Conservatives and Liberal Democrats have condemned the decision to abolish the Rural Advocate, who acts as an independent voice for villages across England. The post will go with the abolition – under the coalition's much-heralded "bonfire of the quangos" – of the Commission for Rural Communities (CRC). The commission's chairman, currently Stuart Burgess, also performs the role of advocate.
Critics say it will be the first time there has not been an independent voice for the countryside since David Lloyd George was Prime Minister.
Ministers are expected to come under pressure to reverse the decision in the Commons this week when the Public Bodies Bill receives its second reading. Many of the functions of the CRC are to be rolled into the Department for Environment, Food and Rural Affairs (Defra).
Already a dozen members of staff have moved to the new Rural Communities Policy Unit, which is being set up in the department, while the rural affairs minister, Richard Benyon, is expected to take on a more significant role, although critics insist he is unlikely ever to speak out publicly against government policy.
Lord Newton of Braintree, a cabinet minister in the Thatcher and Major governments, dismissed as "complete and utter rubbish" the idea that a unit in the ministry could replace the Rural Advocate, who tours the country to see first-hand the problems faced by remote communities. In the past, a series of damning reports on housing, broadband access and transport have led to changes in policy.
Lord Cameron of Dillington, who was appointed to the advocate role by Tony Blair in 2000, "begged" ministers to rethink their plans, warning of the "still unrecognised issues of rural deprivation, which continue to come very low on every Government's priorities".
He added: "All too often – in fact, almost always – urban civil servants ignore or are unaware of the difficulties of delivery in the countryside. It would be a tragedy if the countryside were to lose that independent voice."

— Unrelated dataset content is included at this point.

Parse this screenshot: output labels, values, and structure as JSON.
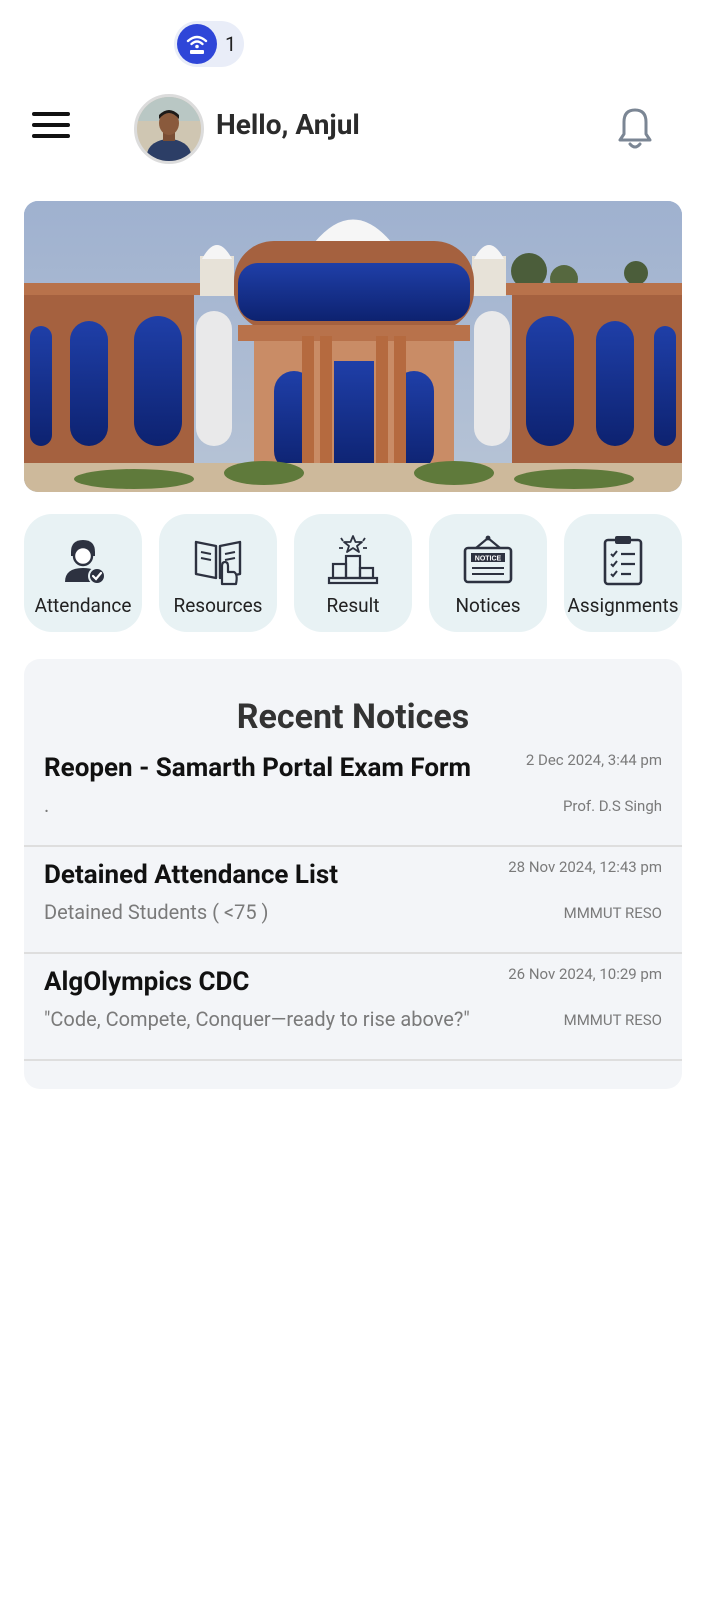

The issue is expected to become a flashpoint of dissent among Tory and Lib Dem MPs still reeling from Defra's abortive plan to sell-off forests, which allowed Labour to position itself as the party of the countryside.
Andrew George, the chairman of the Lib Dem environment policy committee, said he hoped to persuade the Government to perform a U-turn. "It is particularly important to protect rural communities and ensure they don't just become an exclusive reserve of the better off.
"The big risk is that the small and weak voices tend to get ignored. They have the added problem of trying to persuade the powers-that-be that the superficial image of the countryside as a rather well-heeled place of rural tranquillity is not true.
"You have to punch your way through the chocolate-box image. It is that important role that I think will simply get lost if the Rural Advocate is removed."
The Right Reverend Michael Langrish, the Bishop of Exeter, told a House of Lords debate: "Within the current climate of cutbacks and of retrenchment of public services, there is a great risk that the voice of rural communities will now be lost."
Lord Knight, who as a Labour minister created the role, said it was vital to have "an independent rural voice that will be able to tell the Government what they do not want to hear".
Lord Henley, an environment minister, said the Government had concluded "no individual needs to be so designated as they have very strong rural credentials of their own, up to and including the Prime Minister". But he conceded that a review will be carried out and ministers "will always be willing to revisit these matters".